K. J. Bishop: I don’t hang out with other writers much. There’s an SF community here, but for some reason I mostly like to socialise in other circles. Melbourne’s a challenging place for a spec fic writer—maybe I should restrict that to fantasy writer—because of the lack of mythology here. As a kid I lived in England for six months, and was blown away by the feeling of the world of myths and stories in my head connecting with the places I was actually standing on. Ditto when I went to Rome. But there isn’t much of that here; there hasn’t been time for it. And there’s also—at least for me—the guilty feeling that we’re squatting on someone else’s land. There are Aboriginal myths connected with this place, but I’ve got a certain trepidation about trying to use anything of the Aboriginal mythos or metaphysics in stories, because I feel I only understand it superficially, and don’t own it in any way. But you can address that sense of disconnection and precariousness, and you can get quite a lot out of the weirdness of suburbia. There’s also quite an interesting sense of being in a city on the edge of this arid continent that you hardly inhabit, but that somehow inhabits you. It’s a feeling that all these skyscrapers and suburban mansions aren’t quite real, and the sand’s going to win out in the end.
Mike Simanoff: As a writer, do you view the Internet as a useful friend or a time-sucking foe? Or both? How do you use it?
K. J. Bishop: Vastly more friend than foe. I use it for research, for hunting out books, movies and music, and, having said that I don’t hang out much with other writers, I talk with writers online. The Internet’s a great tool for exchanging feedback on works in progress. Without the Net, The Etched City would still be looking for a publisher. I hadn’t had any luck with selling the manuscript, until Geoff Maloney met me on a mailing list and put me in email contact with Prime Books. Nearly all of the business after that, including a lot of the editing, was done over the Net. I haven’t actually met any of the people involved in making the book, other than by email. My editor Trent Jamieson and I eventually exchanged photos, so that we wouldn’t just be these two disembodied voices.
The Net closes the distance from Australia to the rest of the world down to nothing. It’s really a godsend.
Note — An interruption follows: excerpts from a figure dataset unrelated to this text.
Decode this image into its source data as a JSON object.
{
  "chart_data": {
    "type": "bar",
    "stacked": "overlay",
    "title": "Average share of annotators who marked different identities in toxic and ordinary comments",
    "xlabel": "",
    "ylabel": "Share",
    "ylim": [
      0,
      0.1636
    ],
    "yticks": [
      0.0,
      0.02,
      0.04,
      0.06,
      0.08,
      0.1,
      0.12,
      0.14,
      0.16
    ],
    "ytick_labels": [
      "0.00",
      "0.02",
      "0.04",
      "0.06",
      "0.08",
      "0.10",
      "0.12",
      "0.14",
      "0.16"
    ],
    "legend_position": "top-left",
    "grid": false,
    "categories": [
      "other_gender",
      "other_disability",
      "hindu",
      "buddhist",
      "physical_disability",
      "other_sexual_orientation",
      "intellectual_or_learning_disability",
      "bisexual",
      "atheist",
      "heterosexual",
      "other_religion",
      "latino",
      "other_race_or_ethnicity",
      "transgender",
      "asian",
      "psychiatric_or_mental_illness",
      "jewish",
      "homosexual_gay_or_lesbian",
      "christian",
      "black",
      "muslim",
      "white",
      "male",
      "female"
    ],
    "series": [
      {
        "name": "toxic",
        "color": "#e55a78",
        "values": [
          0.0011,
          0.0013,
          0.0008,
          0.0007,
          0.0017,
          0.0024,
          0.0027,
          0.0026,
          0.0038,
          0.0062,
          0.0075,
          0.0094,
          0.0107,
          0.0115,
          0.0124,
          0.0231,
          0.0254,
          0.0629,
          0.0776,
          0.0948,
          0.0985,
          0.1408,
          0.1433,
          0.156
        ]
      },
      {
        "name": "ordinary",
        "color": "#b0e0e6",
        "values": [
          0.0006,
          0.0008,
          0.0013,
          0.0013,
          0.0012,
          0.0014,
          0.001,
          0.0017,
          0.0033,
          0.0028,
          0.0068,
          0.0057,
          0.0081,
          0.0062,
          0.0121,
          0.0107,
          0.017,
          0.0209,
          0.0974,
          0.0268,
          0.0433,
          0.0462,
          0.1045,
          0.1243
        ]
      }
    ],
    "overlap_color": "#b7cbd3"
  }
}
The Maldoror story only got into Album Zutique because of the speed of electronic communication. Sometimes I spend too much time in online conversations, but there are worse vices.
Mike Simanoff: What’s your background as an artist, and how do you think it affects the form and content of your writing?
K. J. Bishop: I was one of those kids who constantly drew pictures. Weird beasties, mostly. I went to art school, planning to be a graphic designer, but it all went pear-shaped and I dropped out. I ended up going into web design, and finally fell into teaching 3D computer graphics. I love the things you can do on the computer, but as a physical process—moving the mouse around and clicking—I don’t find it terribly enjoyable, and there’s very little room for the happy accident, so I’ve gone back to scribbling on paper. An appreciation for art certainly influences my writing. Pictures inspire scenes, or I’ll get a mood from an image and try to evoke that mood through words. One thing I really try not to do is think of a fabulous image and then describe it in pedestrian language. I try to engage with the verbal medium on its own terms.
I think that having an interest in art is possibly helpful in enabling you to appreciate experiments in writing. We’re used to abstract art and installation art; we expect art to mystify us, be elusive, hold something back from us. We love the fact that we can’t understand Mona Lisa’s smile. Speaking generally, I don’t think we’re quite as open-minded about writing, maybe because we process words with the pedantic left side of the brain. I find that when, as a reader, I can’t find my way into a strange piece of writing, making analogies with art can help. Some writing, I think, asks to be taken in as an experience, a climate, something like an installation, rather than to be made sense of in a completely rational way.